My last night in Islamabad was shadowed with terrible revelations, or more accurately, reminders that we are still so far away from progressing as a country in terms of women’s rights. My two cousins and aunt were each seated at the edge of the bed with slight unease, trying to find a conversation to run through the night with. I kept switching my attention from my phone to them, briefly keeping up with the theme of the conversation; clothes, education, life in Pakistan and so on. Until controversy slipped into the conversation as one of my cousins blurted that, “if a woman doesn’t want to be harassed then she should dress modestly.” My attention immediately shifted and I turned off my phone; fully attentive to the conversation that was about to follow.
We never talked about women rights, I’m not precisely sure why. Prior to the conversation, I just assumed there wasn’t much to talk about, surely all victims of a marginalized group agree on their oppression? However, that night, another side of Pakistan became more vivid. I always knew there were some women that choose not to align with the feminist movement, but I didn’t know they stood so close to what I called home.
My cousin then added her “distaste” for western feminism, how appalling it was in nature that women “stripped down” at the “excuse” of liberation. My aunt expressed how she fully supported my cousin’s views.
I listened, trying to rationalize their thought process, but momentarily I felt incredibly alone. Until my other cousin that was sitting parallel to me exclaimed how ridiculous it was that, when a woman is harassed, the finger always points at the woman herself rather than the man that perpetuated those actions. She followed her statement with a sexual harassment case that recently occurred in a college in Multan where a young woman that would go to college in a burqa was sexually harassed by a professor at the institution. The professor was relocated, without any trial or penalty. This was how the justice system functioned in Pakistan usually; rarely any accountability. But surely the women couldn’t be blamed in this scenario, right? She was modestly dressed, so there’s no way they could blame her? Well, we always find a way.
My aunt’s response to this narrative was horrendous, to the point that I had to hold back my tears. She said that the harassment was simply in the woman’s “kismat” (faith).
It’s ridiculous how we excuse the suffering that women face within this patriarchal society as “gods will”; it’s even more ridiculous how women reaffirm this excuse rather than recognizing that there’s clearly something wrong with how our society functions.
That woman who was harassed will continue with the detailed memory of being molested, but she will continue living in a world that will tell her to forget her harassment.

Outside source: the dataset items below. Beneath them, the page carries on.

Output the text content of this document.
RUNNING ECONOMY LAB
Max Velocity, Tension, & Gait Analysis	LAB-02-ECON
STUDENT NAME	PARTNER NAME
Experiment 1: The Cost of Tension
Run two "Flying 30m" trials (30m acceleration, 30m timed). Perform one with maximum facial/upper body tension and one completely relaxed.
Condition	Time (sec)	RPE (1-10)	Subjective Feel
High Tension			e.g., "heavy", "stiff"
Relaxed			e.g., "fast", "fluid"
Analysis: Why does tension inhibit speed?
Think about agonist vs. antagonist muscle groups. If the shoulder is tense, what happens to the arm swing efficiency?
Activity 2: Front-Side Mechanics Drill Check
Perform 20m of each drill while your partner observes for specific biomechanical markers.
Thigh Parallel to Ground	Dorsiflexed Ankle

So she will cage her trauma which will continue to grow every single day, suffocating her. She will live in a world in which she will witness her harasser roaming freely, happy. She will also live in a world that will tell her that her harassment was in her “kismat,” that in some way it was inevitable and that it was some extraordinary life lesson.
Clearly, at this point, there were two sharply contrasting views. One side that believed that our misogynistic society is perfect the way it is and another side that believed in revolution. It became clear that within Pakistan the strongest opposition wasn’t just the men, but the women that believed that the system we live in isn’t flawed. That we as women are meant to be constrained within our households and that men are inherently “superior.”
These women aren’t necessarily at fault either though: they’re conditioned to believe that a perfect brown woman is a symbol of purity. Thus, she needs to be decent and decent means that she shouldn’t vocalize her opinion too much, she shouldn’t go out to work and she must certainly not go out to the streets to revolt. What’s stopping her from doing all of this? The men within her household that uphold this system. We further succumb to this when we see the women around us suppressing themselves to fit into society too.
This shouldn’t be the case. Our oppression shouldn’t be left static just because its surface level justification is that “it’s part of the struggles of this world.” Not doing anything about it won’t make it any better. It’s only when we vocalize every single form of discrimination we face and push for legislative action can we assure that we’re progressing. Whether it’s a conservative Pakistani woman or one that indulges in liberal feminist thought, we should all be entitled to our fundamental freedoms which will only be a product of a united battle.